Here's how they did it. Using a femtosecond laser, where the pulse durations were shorter than 100 femtoseconds (a femtosecond is one quadrillionth of a second), they blasted a light-sensitive material resting on a glass substrate. Two photons are absorbed by the material, which exposes it and crosslinks polymers within. Unexposed material is then washed away with a solvent, leaving behind the hardened, crosslinked polymer used to form the optical element.
The team used this approach to print imaging components for optical microscopes with a diameter and height of 125 micrometers, and then attached them to the end of a 5.6-ft (1.7-m) optical fiber the width of two human hairs. The camera on the end of this small endoscope is capable of focusing on images from a distance of 3 mm (0.12 in). The team says the entire imaging system fits comfortably inside a standard syringe needle, which raises the possibility of delivering it to directly to organs, and even the brain.
To demonstrate wider applications of the lens, the researchers also printed it onto a CMOS image chip to create a tiny sensor.

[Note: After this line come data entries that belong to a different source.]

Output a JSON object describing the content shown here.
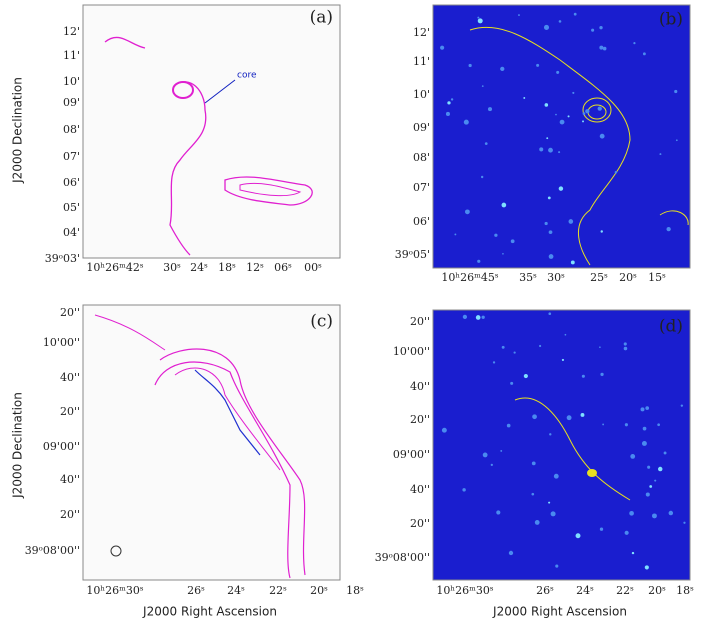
{
  "panels": [
    {
      "label": "(a)",
      "y_axis_title": "J2000 Declination",
      "annotation": "core",
      "y_ticks": [
        "12'",
        "11'",
        "10'",
        "09'",
        "08'",
        "07'",
        "06'",
        "05'",
        "04'",
        "39ᵒ03'"
      ],
      "x_ticks": [
        "10ʰ26ᵐ42ˢ",
        "30ˢ",
        "24ˢ",
        "18ˢ",
        "12ˢ",
        "06ˢ",
        "00ˢ"
      ]
    },
    {
      "label": "(b)",
      "y_ticks": [
        "12'",
        "11'",
        "10'",
        "09'",
        "08'",
        "07'",
        "06'",
        "39ᵒ05'"
      ],
      "x_ticks": [
        "10ʰ26ᵐ45ˢ",
        "35ˢ",
        "30ˢ",
        "25ˢ",
        "20ˢ",
        "15ˢ"
      ]
    },
    {
      "label": "(c)",
      "y_axis_title": "J2000 Declination",
      "x_axis_title": "J2000 Right Ascension",
      "y_ticks": [
        "20''",
        "10'00''",
        "40''",
        "20''",
        "09'00''",
        "40''",
        "20''",
        "39ᵒ08'00''"
      ],
      "x_ticks": [
        "10ʰ26ᵐ30ˢ",
        "26ˢ",
        "24ˢ",
        "22ˢ",
        "20ˢ",
        "18ˢ"
      ]
    },
    {
      "label": "(d)",
      "x_axis_title": "J2000 Right Ascension",
      "y_ticks": [
        "20''",
        "10'00''",
        "40''",
        "20''",
        "09'00''",
        "40''",
        "20''",
        "39ᵒ08'00''"
      ],
      "x_ticks": [
        "10ʰ26ᵐ30ˢ",
        "26ˢ",
        "24ˢ",
        "22ˢ",
        "20ˢ",
        "18ˢ"
      ]
    }
  ]
}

They say that the manufacturing method is rapid and the approach could translate to camera drones no bigger than bees, along with smaller sensors for autonomous cars, robots, the human body and of course, smartphones.
"The time from the idea, the optics design, a CAD model, to the finished, 3D-printed micro-objectives is going to be less than a day," says Professor Harald Giessen, from the University of Stuttgart's 4th Physics Institute. "We are going to open potentials just like computer-aided design and computer-integrated manufacturing did in mechanical engineering a few years ago."
The research was published in the journal Nature Photonics.